Comme tous ceux qui ont étudié sérieusement la situation (dont De Gaulle lui-même en 1940), Goutard n'a guère de doutes que la poursuite de la guerre outremer était possible. Il y a eu des livres et des bandes dessinées, fort bien faites, basés sur ce scénario.

La Marine Nationale et la Royal Navy étaient intactes. Les dépôts de matériel regorgeaient d'avions prêts à l'emploi que les Allemands trouveront, à leur grand étonnement, eux aussi intacts. Si l'ordre avait été donné à l'armée française d'organiser la retraite générale, il serait trouvé des bonnes volontés pour s'en occuper. L'opération Dynamo a évacué de Dunkerque plus de 300 000 hommes (sans leur matériel) en 10 jours, il était donc tout à fait possible de transférer la majeure partie de l'armée française en Afrique du Nord si les soldats avaient senti une volonté de fer dans le commandement.

L'élection présidentielle américaine était en septembre, Roosevelt réélu, comme il était prévisible, l'aide aurait afflué (contres espèces sonnantes et trébuchantes).

Bref, si l'analyse de Goutard pèche politiquement, il  démontre que, militairement, le commandement français, entre le 10 mai 1940 et le 10 juin, a laissé échapper de vraies occasions de transformer le coup d'audace allemand en désastreuse aventure.
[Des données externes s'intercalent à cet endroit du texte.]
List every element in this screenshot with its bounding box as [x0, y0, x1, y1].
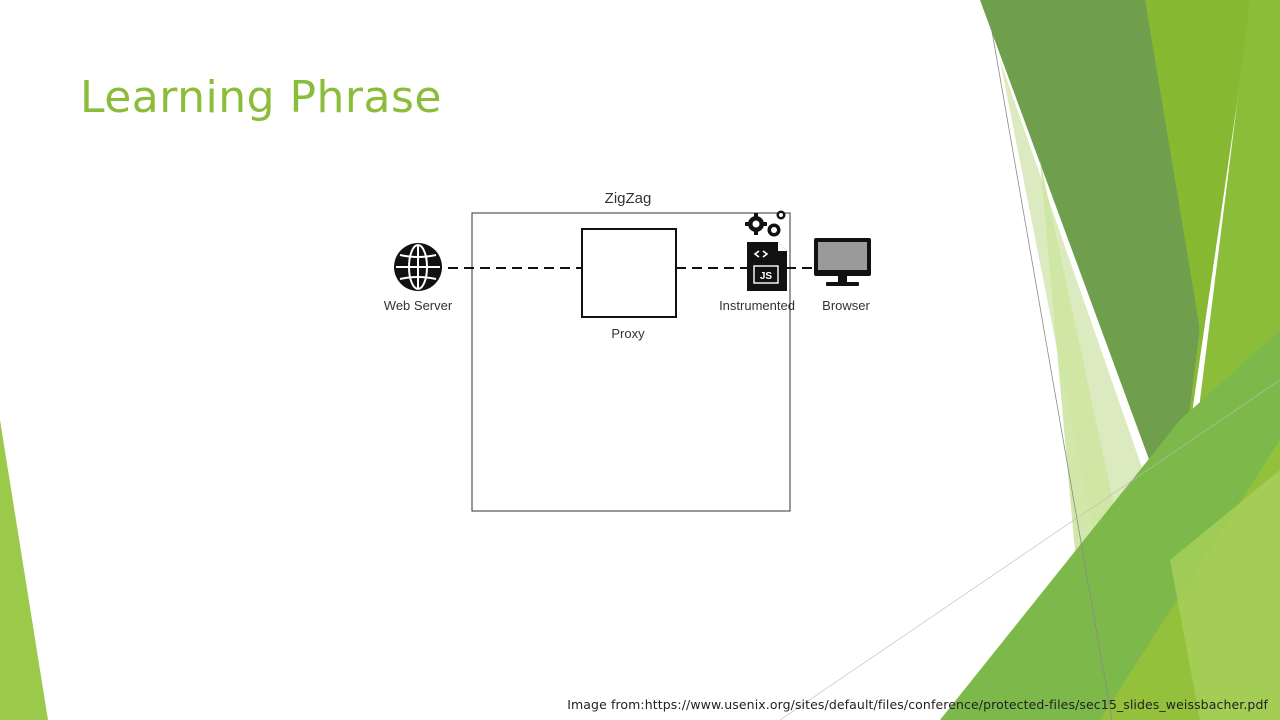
deco-line-1: [989, 19, 1113, 720]
bottom-shape-pale: [1170, 470, 1280, 720]
image-source-note: Image from:https://www.usenix.org/sites/…: [567, 697, 1268, 712]
js-file-icon: [747, 242, 787, 291]
gears-icon: [745, 210, 786, 237]
left-edge-shape: [0, 420, 48, 720]
deco-line-2: [779, 379, 1280, 720]
web-server-label: Web Server: [383, 298, 453, 313]
zigzag-label: ZigZag: [604, 190, 652, 207]
js-badge-text: JS: [760, 271, 773, 282]
browser-label: Browser: [822, 298, 870, 313]
right-shape-lime-top: [1145, 0, 1252, 530]
globe-icon: [394, 243, 442, 291]
proxy-box: [581, 228, 677, 318]
instrumented-label: Instrumented: [719, 298, 795, 313]
monitor-icon: [814, 238, 871, 286]
proxy-label: Proxy: [611, 326, 645, 341]
slide-title: Learning Phrase: [80, 72, 442, 123]
zigzag-container: [471, 212, 791, 512]
right-shape-dark: [980, 0, 1200, 530]
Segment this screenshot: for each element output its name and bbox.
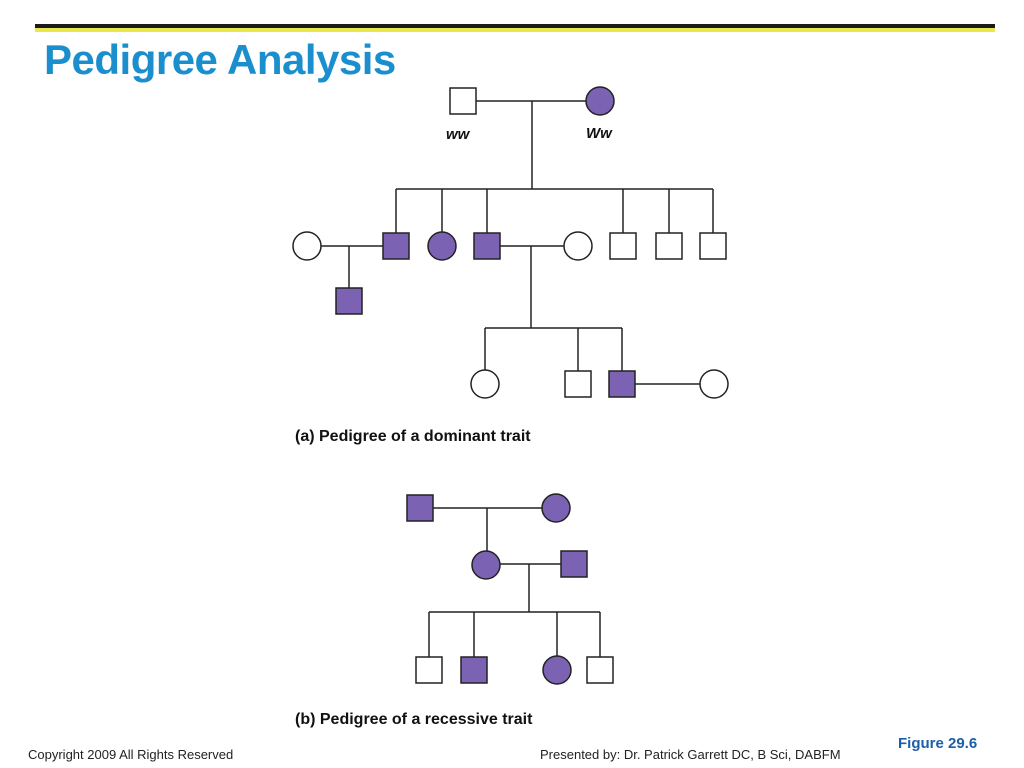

Notre malheur a voulu que nos plus grands militaires, Pétain et Weygand, fussent des traitres défaitistes qui méritaient 12 balles dans la peau (les nostalgies pétainistes de certains cons en 2025 sont tout à fait ridicules). Ils se sont employés à saper la volonté des politiciens, déjà pas bien vaillante (Reynaud est un faux dur), qui était initialement de continuer le combat .
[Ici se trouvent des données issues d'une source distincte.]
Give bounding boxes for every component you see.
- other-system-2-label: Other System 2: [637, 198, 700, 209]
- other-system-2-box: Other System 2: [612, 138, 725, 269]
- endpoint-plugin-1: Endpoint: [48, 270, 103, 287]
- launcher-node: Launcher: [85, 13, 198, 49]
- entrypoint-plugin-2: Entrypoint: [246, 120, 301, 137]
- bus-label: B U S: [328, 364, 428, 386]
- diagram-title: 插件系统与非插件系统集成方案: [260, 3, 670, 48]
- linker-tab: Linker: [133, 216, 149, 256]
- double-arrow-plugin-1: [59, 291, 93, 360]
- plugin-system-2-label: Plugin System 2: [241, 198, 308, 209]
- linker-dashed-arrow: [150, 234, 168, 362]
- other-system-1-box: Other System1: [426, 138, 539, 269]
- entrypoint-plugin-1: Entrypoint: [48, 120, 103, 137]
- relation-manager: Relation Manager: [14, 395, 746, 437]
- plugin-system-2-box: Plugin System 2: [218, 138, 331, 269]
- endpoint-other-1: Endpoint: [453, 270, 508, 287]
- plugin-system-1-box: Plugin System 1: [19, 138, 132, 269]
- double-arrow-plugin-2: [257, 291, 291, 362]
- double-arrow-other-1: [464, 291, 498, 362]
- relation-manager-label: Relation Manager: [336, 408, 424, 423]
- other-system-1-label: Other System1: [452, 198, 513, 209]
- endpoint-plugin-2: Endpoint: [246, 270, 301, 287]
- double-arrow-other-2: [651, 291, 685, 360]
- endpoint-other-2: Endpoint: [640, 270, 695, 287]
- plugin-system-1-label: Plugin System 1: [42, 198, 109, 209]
Imaginez la situation inverse : un commandant en chef qui se bat (donc, ni Gamelin, ni Weygand) et qui dit aux politiciens fin mai : « Il est possible de passer 600 000 hommes en Afrique du Nord avec une partie de leur matériel ». Croyez vous que le gouvernement l'aurait refusé ?
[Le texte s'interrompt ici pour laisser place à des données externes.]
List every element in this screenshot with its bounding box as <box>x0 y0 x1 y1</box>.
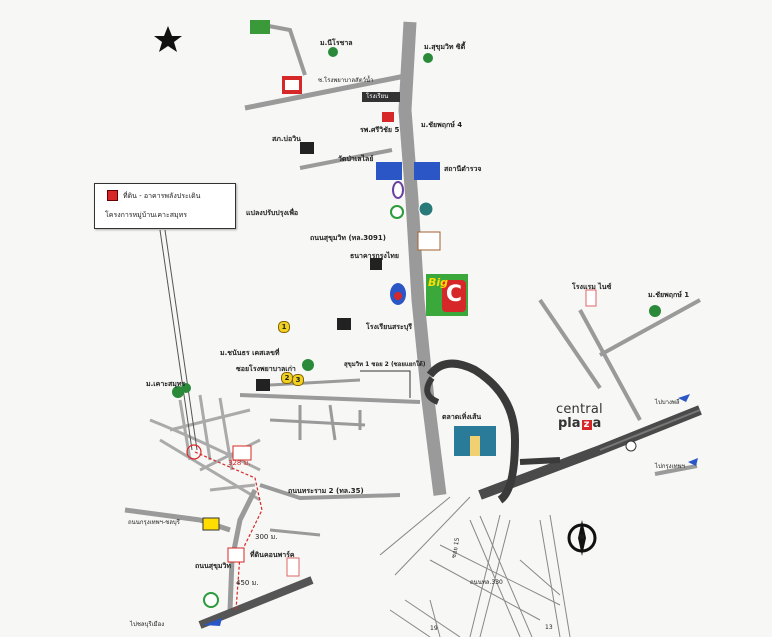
label-dist-300: 300 ม. <box>255 533 278 541</box>
label-housing-left: ม.ชนันธร เคสเลขที่ <box>220 349 280 357</box>
marker-1: 1 <box>278 321 290 333</box>
legend-line-1: ที่ดิน - อาคารพลังประเดิน <box>123 192 201 200</box>
label-sukhumvit-city: ม.สุขุมวิท ซิตี้ <box>424 43 466 51</box>
label-school2: โรงเรียนสระบุรี <box>366 323 412 331</box>
label-to-bkk: ไปบางพลี <box>655 399 680 406</box>
label-soi-road: ซ.โรงพยาบาลสัตว์น้ำ <box>318 77 374 84</box>
big-c-logo: C Big <box>426 274 468 316</box>
label-hospital: รพ.ศรีวิชัย 5 <box>360 126 400 134</box>
legend-swatch <box>107 190 118 201</box>
road-mid-left <box>299 148 393 170</box>
legend-line-2: โครงการหมู่บ้านเคาะสมุทร <box>105 211 187 219</box>
label-school: โรงเรียน <box>366 93 389 100</box>
label-chaiyaphruek: ม.ชัยพฤกษ์ 1 <box>648 291 690 299</box>
label-temple-right: สถานีตำรวจ <box>444 165 482 173</box>
label-wat: วัดป่าเลไลย์ <box>338 155 374 163</box>
factory-icon-2 <box>414 162 440 180</box>
bottom-main-road <box>198 576 314 629</box>
big-c-big: Big <box>428 276 449 289</box>
marker-3: 3 <box>292 374 304 386</box>
label-to-chonburi: ไปชลบุรีเมือง <box>130 621 165 628</box>
label-dist-450: 450 ม. <box>236 579 259 587</box>
label-road-bottom: ถนนกรุงเทพฯ-ชลบุรี <box>128 519 180 526</box>
label-road-19: 19 <box>430 625 438 632</box>
compass-label: N <box>579 534 585 541</box>
label-market-mid: ตลาดเทิ่งเส้น <box>442 413 482 421</box>
label-plang: แปลงปรับปรุงเพื่อ <box>246 209 299 217</box>
label-road-13: 13 <box>545 624 553 631</box>
label-police: สภ.บ่อวิน <box>272 135 301 143</box>
interchange <box>426 359 520 504</box>
label-dist-328: 328 ม. <box>228 459 251 467</box>
label-to-city: ไปกรุงเทพฯ <box>655 463 685 470</box>
label-road-330: ถนนทล.330 <box>470 579 503 586</box>
compass-star-icon <box>154 26 182 52</box>
big-c-c: C <box>442 280 466 312</box>
factory-icon <box>376 162 402 180</box>
label-kasemsuk: ม.เคาะสมุทร <box>146 380 186 388</box>
top-road <box>244 73 406 111</box>
legend-box: ที่ดิน - อาคารพลังประเดิน โครงการหมู่บ้า… <box>94 183 236 229</box>
label-village-bottom: ถนนสุขุมวิท <box>195 562 232 570</box>
label-nirochan: ม.นีโรชาล <box>320 39 353 47</box>
label-hotel: โรงแรม ไนซ์ <box>572 283 612 291</box>
main-road <box>398 21 447 496</box>
label-sukhumvit-road: ถนนสุขุมวิท (ทล.3091) <box>310 234 386 242</box>
label-market-top: ม.ชัยพฤกษ์ 4 <box>421 121 463 129</box>
label-soi: สุขุมวิท 1 ซอย 2 (ซอยแยกใต้) <box>344 361 426 368</box>
label-temple-bottom: ที่ดินคอนพาร์ค <box>250 551 295 559</box>
label-ringroad: ถนนทระราม 2 (ทล.35) <box>288 487 364 495</box>
central-plaza-line1: central <box>556 402 603 417</box>
label-bank: ธนาคารกรุงไทย <box>350 252 400 260</box>
label-housing-left2: ซอยโรงพยาบาลเก่า <box>236 365 296 373</box>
Une des explications possibles à cette nullité crasse de nos généraux est peut-être toute simple (hypothèse à vérifier) : l'armée française de l'entre-deux-guerres n'attirait plus l'élite de la nation (Gamelin était major de Saint-Cyr, mais est-ce un gage de qualité suffisant ?).

Après tout, Leclerc et Juin sauront prouver, par leurs capacités manœuvrières (exceptionnelle chez Leclerc) que toute intelligence n'était pas perdue dans l'armée française.

Concluons sur une note positive qui illustre le fossé entre Juin et Gamelin. Au début de l'attaque du Garigliano, les Français butent très durement sur la défense allemande. Juin hésite à faire cesser l'attaque et à ordonner le repli. Que fait-il ? Il se porte sur le front et discute avec les blessés qui redescendent de première ligne. Et ordonne la continuation de l'attaque.

A Alesia, lorsque les Gaulois ont failli percer, qu'a fait Jules César ? Il est allé en première ligne avec sa cape rouge, que toutes les légionnaires connaissaient, et les Gaulois ne sont pas passés.

Voilà ce que Gamelin n'a pas fait (pas la peine de parler de Weygand, décidé à rendre les armes).